Souviens-toi maintenant que tu es un fils de roi et vois dans quel esclavage tu es tombé. Pense à ta mission et à la Perle sans Pareille, pour laquelle nous t’avons envoyé au Pays sans Nom. Souviens-toi aussi de ta robe de gloire et de ton manteau de pourpre, afin que tu puisses de nouveau les revêtir et t'en parer, afin que ton nom soit écrit dans le livre des héros, et que tu deviennes un jour le noble héritier de notre royaume ».

Et, par magie, cette lettre s'éleva merveilleusement sous la forme de l'aigle, roi des oiseaux. Elle prit son vol pour venir se poser près du Prince qu’elle appela tout comme un messager humain. Au bruit de sa voix, le Prince Ishan Shapour s’éveilla et sortit de son sommeil funeste, il la ramassa, l'embrassa, en brisa le sceau et la lut. Il retrouva dans les mots de la lettre tout ce qui était écrit dans son coeur. Il se ressouvint qu’il était fils de roi, et que son âme, née libre, soupirait encore pour sa propre nature. Le Prince se rappela enfin de la Perle unique pour laquelle on l'avait envoyé au Pays sans Nom, aux confins de l’Égypte.

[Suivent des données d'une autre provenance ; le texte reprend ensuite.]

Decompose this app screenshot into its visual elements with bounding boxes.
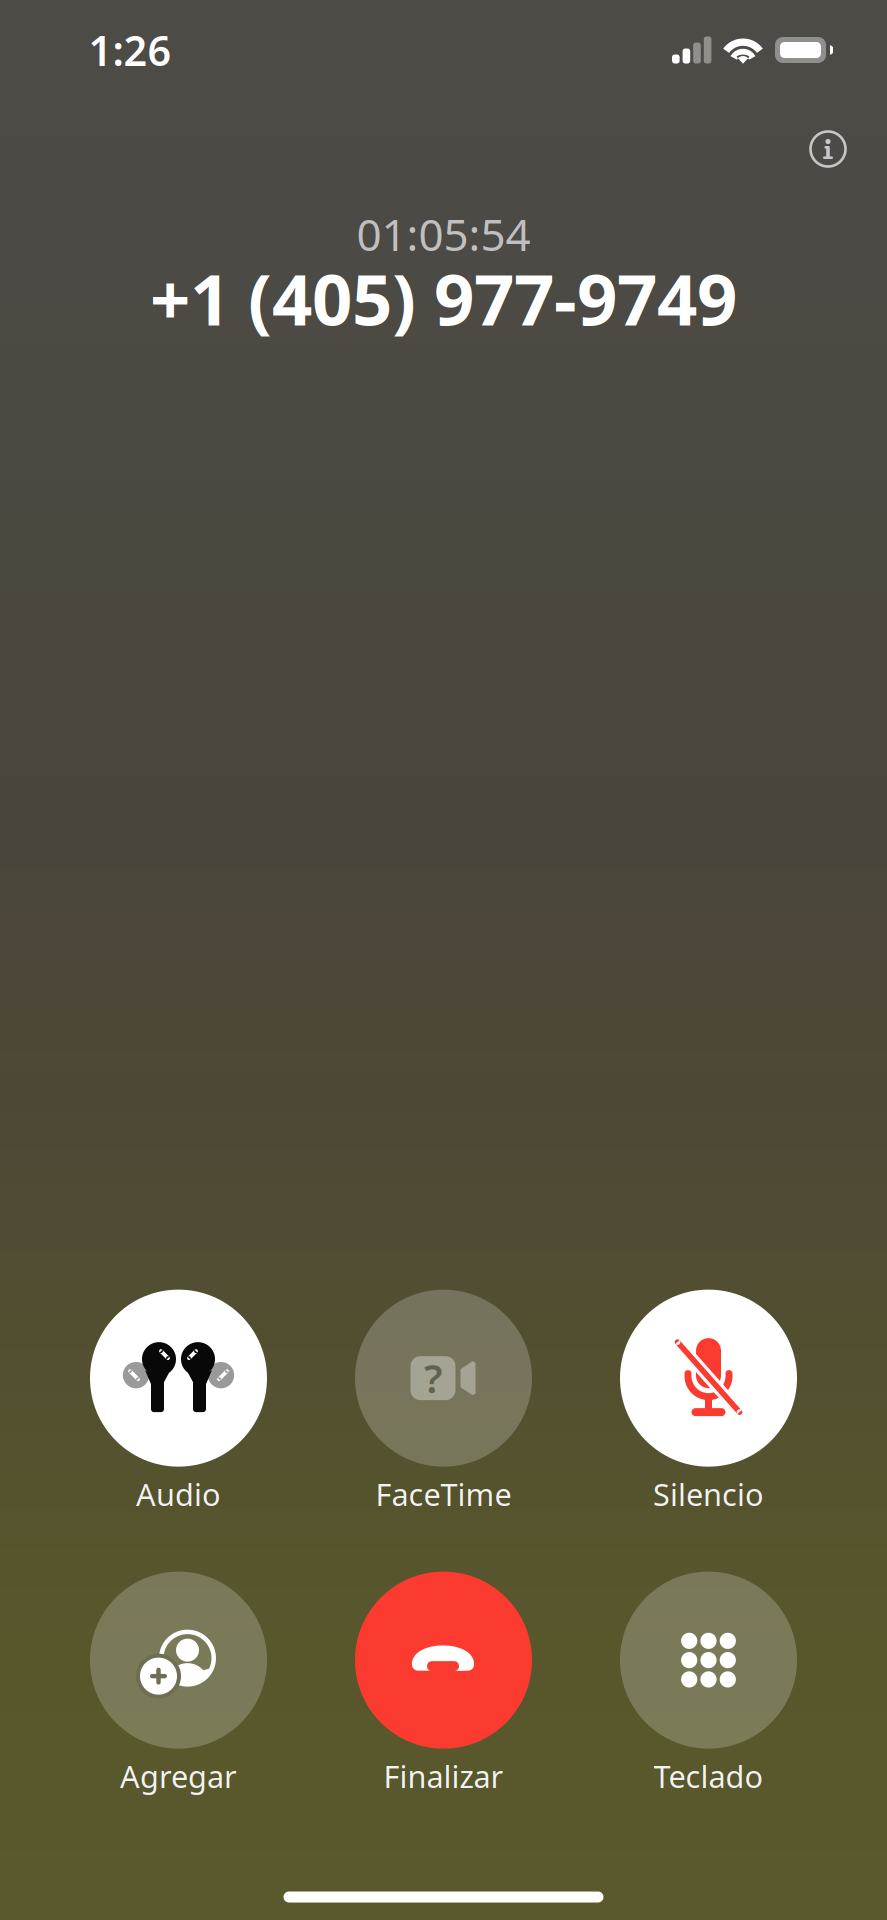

Il alla affronter de face le terrible dragon à la brûlante haleine. Il l’endormit par la magie en prononçant sur lui le nom de son père le grand Roi et le nom de sa mère, la reine de l'Orient. Et le dragon soumis le laissa reprendre la Perle merveilleuse. Le Prince s'employa vite à regagner la maison de son Père. Il ôta ses vêtements indignes et prit la route lumineuse de l'Orient. La lettre qui l’avait éveillé lui montrait le chemin. Comme elle l'avait éveillé par sa voix, elle se tenait devant lui et le guidait par sa lumière, l'entraînant par son amour jusqu’au seuil du désert. Ses parents informés envoyèrent alors une escorte à la rencontre du Prince.

Les envoyés portaient la robe de gloire et le manteau pourpré dont il avait oublié les splendeurs. Devant lui, la robe apparut soudain comme son image reflétée dans un miroir. Et cette image apparaissait tout entière en lui, et lui se voyait tout entier en elle. Ils étaient bien distincts et pourtant un seul dans une forme unique. Et elle irradiait de tout l'éclat du Roi Shahryar. Le Prince la voyait vibrer de tous les degrés de la Sagesse. Il perçut alors ce que signifiait sa vision : « Je suis Cela même qui agit dans les actes de celui qui est né dans la maison du Père ». Et le Prince perçut en

lui-même combien il avait grandi en accomplissant sa mission.

Mais voici que devant lui, la robe s’avançait toute entière, et le poussait à la prendre des mains des porteurs ; et son propre désir le pressait lui aussi de la recevoir. Il s’en saisit donc et se para de la beauté de ses couleurs, puis il s'enveloppa de son manteau royal. Et c’est ainsi vêtu que le Prince revint au Pays de la Perle. Il monta jusqu'à la porte du Palais et rendit grâce à son Père qui lui avait envoyé la robe selon sa promesse, comme le Prince Ishan Shapour avait lui-même tenu la sienne. Il fut reçu dans la joie, et tous le louaient de ce qu'il avait rempli sa mission et qu’il paraissait devant le Roi ayant enfin rapporté la Perle sans Pareille.